Di qui gli equivoci, ritornanti nell’interpretazione di questo
scrittore, sul rapporto tra poesia e filosofia, tra poesia e
ideologia, tra poesia e storia, con la tendenza troppo spesso a
salvare la prima svuotando la seconda, invece di valorizzare le
cariche interne a una condizione di fertile scambio; sino al limite
della lettura crociana, largamente egemone nella prima metà del
Novecento, che accompagnando quel processo selettivo avviato dall’autore
stesso, procede a un’ulteriore riselezione, operando scelte e
tagli strutturali, in un’alternativa coraggiosa e inaccettabile
tra poesia e non poesia.

Il processo estrattivo è tanto più evidente in quanto faticoso
nella fase giovanile, in cui Leopardi meno conosce se stesso e più
subisce i condizionamenti d’ambiente. Al momento della canzone All’Italia,
che nell’architettura dei futuri Canti è il testo
approvato che fa da soglia, il suo bagaglio di cultura è
eccezionale e sovraccarico, con pesi che lo sospingono in avanti e
insieme lo frenano. Leopardi si affaccia al pubblico della poesia
avendo alle spalle le frequentazioni in biblioteca che lo
qualificano come ipercolto e che giustificano in qualche modo il suo
intervento su quella tematica storico-civile nel nuovo versante
linguistico.
La documentazione segreta dello Zibaldone, le lettere coeve,
le molteplici prove del suo laboratorio letterario stanno a
testimoniare le articolazioni di un itinerario e la vastità dell’orizzonte.

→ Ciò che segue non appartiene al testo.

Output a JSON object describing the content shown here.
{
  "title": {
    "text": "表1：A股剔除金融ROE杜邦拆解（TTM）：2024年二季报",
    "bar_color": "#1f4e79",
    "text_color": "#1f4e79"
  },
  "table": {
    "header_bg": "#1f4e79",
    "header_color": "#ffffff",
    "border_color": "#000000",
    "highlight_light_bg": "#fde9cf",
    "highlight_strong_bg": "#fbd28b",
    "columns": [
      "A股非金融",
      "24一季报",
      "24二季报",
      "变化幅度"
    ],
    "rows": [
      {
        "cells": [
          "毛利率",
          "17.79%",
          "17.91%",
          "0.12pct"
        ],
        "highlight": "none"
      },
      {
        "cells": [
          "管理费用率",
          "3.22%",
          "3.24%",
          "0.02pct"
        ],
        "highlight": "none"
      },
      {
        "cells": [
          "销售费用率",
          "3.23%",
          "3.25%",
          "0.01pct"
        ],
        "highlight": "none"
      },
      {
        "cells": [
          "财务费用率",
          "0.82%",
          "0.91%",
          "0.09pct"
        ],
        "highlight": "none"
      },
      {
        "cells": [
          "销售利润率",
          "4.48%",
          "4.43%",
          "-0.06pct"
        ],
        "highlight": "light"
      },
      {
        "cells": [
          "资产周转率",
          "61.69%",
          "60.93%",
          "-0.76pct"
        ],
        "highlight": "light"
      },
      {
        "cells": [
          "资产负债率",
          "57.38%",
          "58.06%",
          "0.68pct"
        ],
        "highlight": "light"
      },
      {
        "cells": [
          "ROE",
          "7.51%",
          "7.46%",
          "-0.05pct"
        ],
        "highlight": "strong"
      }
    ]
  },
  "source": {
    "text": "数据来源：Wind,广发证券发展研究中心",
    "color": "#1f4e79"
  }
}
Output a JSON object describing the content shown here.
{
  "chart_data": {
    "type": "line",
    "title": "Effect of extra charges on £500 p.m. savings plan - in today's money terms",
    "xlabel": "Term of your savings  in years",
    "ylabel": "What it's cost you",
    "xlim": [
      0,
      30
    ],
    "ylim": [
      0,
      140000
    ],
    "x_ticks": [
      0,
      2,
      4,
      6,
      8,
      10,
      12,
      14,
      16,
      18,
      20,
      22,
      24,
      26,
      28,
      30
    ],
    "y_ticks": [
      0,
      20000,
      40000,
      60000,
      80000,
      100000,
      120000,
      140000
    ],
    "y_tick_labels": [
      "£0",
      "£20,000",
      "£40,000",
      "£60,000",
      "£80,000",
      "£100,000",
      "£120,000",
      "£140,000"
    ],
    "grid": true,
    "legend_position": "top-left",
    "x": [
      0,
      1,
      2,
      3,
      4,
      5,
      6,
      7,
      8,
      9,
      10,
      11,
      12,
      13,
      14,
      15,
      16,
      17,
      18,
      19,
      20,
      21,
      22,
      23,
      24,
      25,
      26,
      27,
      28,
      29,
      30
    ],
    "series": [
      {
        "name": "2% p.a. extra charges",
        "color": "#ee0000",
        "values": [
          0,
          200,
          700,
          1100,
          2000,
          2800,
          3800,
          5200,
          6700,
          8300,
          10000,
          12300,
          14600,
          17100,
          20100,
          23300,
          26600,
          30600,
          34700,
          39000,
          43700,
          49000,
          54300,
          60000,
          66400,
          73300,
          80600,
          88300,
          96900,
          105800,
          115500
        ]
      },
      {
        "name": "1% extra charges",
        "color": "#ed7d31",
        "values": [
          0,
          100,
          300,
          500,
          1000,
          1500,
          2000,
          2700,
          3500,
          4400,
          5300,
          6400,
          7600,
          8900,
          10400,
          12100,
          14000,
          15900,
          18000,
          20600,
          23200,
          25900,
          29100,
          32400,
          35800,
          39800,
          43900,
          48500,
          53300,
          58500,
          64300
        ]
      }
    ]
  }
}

Tra queste prove una, concepita per essere pubblicata e che invece
rimase inedita, il Discorso di un italiano intorno alla poesia
romantica, per il suo carattere di manifesto, per la latitudine
delle questioni affrontate, per il suo uscire allo scoperto e in
maniera compromettente nel territorio della contemporaneità, merita
a mio giudizio una sottolineatura di ingresso.
In breve, il Discorso è tecnicamente una risposta alle Osservazioni
del Cavaliere Lodovico di Breme sulla poesia moderna. E’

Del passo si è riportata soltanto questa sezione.